The design for the wider roadway is 30 percent completed. The $71 million project is not expected to be constructed until 2018. Voters approved the concept in 2006 as part of a Regional Transportation Authority package.

The public input process for the design has been going on for more than three years.

SUPPORTERS: ‘IT’S TIME’

The theme among supporters was “it’s time” to get the project done.

Nancy McClure, a local commercial real estate expert, told the council she sat on a citizens task force on Broadway in the 1980s. The group concluded the road should be widened and there was never any funding, she said.

“Here we are some 30 years later talking about the exact same issue,” she said, “and I’m really disappointed.”

Nothing has changed on Broadway because property owners have been caught in a wait-and-see pattern, she said. Most of the buildings are obsolete and wouldn’t be able to get a building permit today because of a lack of parking.

“I really hope that you have the wisdom and that you have the ability to say yes to this because it’s really time and we need to move forward,” McClure said.

Artist Diana Madaras, whose gallery is in the project area, told the council that the reality on Broadway is growing blight as property owners haven’t invested in their buildings because they expected the government to take their properties for the project.

“It’s going to continue to get worse and worse and worse,” she said. “It’s time. There’s been enough study. There’s been enough input. It’s time to move forward. And I believe that if you want to save Broadway, the only way to do it is to move forward with the plan.”

OPPONENTS SAY ‘NO WAY’

Opponents wore “Save Broadway” stickers on their chests and held signs saying “Communities Not Corridors.” At times they booed, hissed or laughed at supporters and cheered loudly for one another.

The Broadway-design process has been a “four-year mess,” said Bob Cook, a former member of the Citizens Accountability for Regional Transportation Committee, an oversight group for the plan approved by voters in 2006.

His online petition to oppose the project was signed by 1,500 people.

He said traffic counts don’t justify expansion and the RTA should have revisited the project scope.

“Tucson’s arterial roads are already a landscape of empty buildings and many undeveloped lots,” Cook said.

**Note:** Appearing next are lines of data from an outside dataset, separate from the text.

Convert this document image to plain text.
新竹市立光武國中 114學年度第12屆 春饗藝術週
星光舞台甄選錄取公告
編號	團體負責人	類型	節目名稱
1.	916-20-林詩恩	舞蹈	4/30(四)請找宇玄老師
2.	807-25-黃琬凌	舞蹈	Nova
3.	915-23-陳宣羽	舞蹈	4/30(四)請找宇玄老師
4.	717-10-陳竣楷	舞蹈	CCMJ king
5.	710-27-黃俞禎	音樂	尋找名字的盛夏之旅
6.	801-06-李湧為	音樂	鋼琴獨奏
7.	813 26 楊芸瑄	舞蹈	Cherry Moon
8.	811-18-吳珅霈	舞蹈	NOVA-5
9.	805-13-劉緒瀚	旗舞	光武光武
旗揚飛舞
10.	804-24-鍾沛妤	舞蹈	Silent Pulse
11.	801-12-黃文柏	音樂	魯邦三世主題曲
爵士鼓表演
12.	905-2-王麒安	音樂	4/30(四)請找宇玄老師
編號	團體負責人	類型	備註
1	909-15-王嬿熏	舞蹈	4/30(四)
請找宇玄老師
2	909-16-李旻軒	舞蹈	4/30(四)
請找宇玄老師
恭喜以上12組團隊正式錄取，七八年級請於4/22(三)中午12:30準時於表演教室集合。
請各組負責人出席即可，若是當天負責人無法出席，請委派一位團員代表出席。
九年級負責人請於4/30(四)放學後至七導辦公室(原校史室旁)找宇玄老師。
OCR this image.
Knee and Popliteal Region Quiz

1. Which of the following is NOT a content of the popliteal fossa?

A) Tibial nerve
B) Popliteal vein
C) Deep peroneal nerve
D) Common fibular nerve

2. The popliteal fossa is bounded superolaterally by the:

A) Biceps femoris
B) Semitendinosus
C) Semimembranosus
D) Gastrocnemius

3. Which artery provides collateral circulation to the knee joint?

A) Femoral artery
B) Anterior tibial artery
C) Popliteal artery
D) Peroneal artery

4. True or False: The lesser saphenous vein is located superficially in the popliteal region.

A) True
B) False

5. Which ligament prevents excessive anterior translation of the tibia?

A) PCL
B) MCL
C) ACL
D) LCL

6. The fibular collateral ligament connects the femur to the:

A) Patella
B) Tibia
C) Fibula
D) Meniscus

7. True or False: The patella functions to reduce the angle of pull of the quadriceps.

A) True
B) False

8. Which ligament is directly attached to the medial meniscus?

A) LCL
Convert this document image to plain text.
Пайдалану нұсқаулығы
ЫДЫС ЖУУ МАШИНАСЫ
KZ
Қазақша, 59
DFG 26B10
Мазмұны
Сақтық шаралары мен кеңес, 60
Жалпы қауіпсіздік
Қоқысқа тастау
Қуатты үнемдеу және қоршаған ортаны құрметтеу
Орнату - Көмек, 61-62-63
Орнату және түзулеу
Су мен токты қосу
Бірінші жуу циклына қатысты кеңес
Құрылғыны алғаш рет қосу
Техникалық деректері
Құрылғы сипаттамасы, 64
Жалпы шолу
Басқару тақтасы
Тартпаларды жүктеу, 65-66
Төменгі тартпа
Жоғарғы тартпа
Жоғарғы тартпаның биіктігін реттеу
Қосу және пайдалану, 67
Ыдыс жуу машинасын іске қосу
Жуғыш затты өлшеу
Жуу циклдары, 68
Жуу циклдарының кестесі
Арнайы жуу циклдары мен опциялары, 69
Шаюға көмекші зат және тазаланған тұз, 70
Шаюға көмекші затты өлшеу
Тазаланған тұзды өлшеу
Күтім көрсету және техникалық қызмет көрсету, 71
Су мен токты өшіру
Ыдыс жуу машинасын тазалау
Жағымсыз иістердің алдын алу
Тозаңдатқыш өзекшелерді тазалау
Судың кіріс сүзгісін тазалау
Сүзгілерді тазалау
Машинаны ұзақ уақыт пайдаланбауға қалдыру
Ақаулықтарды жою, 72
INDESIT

He called for repaving, expanded sidewalks, safe bike paths and more public transit.

Stephen Pompea, an astronomer and Rincon Heights resident, said the plan is “not a project for people, it’s a project for cars.”

The project doesn’t contribute to the revitalization of the area or make it more livable or more attractive to visitors, he said.

If the project is built, the city will be ashamed of wasting money, for not being responsive to the task force’s comments and for demolishing homes and businesses, Pompea said.

The City Council is expected to vote later this month on whether to move forward with the property acquisition phase of the project.

The public may submit comments online at broadwayboulevard.info/comments.php by April 15.